In the same way, physical examinations and blood tests may be carried out to determine if there is another disease that presents the same symptoms.
Treatments
The treatment is long-term, which explains the high degree of abandonment of therapy.
The therapy is based on a combination of drugs and psychotherapy. The drugs used aim to treat the various symptoms of the syndrome, taking into account the most pronounced. The medications that are usually prescribed are antidepressants and anxiolytics.
Psychotherapy aims to develop relaxation techniques, such as learning to breathe correctly in the face of a crisis caused by the syndrome.
This treatment can be combined with cognitive methods to rationalise the traumatic events and shock therapy, in which the situation experienced is recreated to help the victim overcome it and lose the fear it caused.
Other data
Most people who have experienced trauma do not develop post-traumatic stress, which is still unexplained. In addition, contrary to what is believed, the severity of the syndrome does not depend on the nature of the trauma that triggers it.

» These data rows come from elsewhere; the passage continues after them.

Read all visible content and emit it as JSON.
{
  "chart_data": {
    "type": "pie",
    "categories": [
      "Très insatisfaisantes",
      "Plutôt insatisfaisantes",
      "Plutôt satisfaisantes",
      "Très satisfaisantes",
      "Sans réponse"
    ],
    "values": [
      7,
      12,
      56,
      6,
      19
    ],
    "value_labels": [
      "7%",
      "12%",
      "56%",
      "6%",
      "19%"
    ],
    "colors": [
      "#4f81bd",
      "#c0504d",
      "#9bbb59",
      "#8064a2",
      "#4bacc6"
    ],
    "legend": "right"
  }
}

The reaction to a difficult and unusual situation depends very much on the sensitivity of the people affected and their resources to cope with trauma.
In part, this is determined by the genetic characteristics of each person. Still, it is also influenced by the personality and the specific life situation the patient is going through, whether or not he has suffered other traumas in the past or the family and social fabric that can support him.
It is also more common in those individuals who are socially isolated.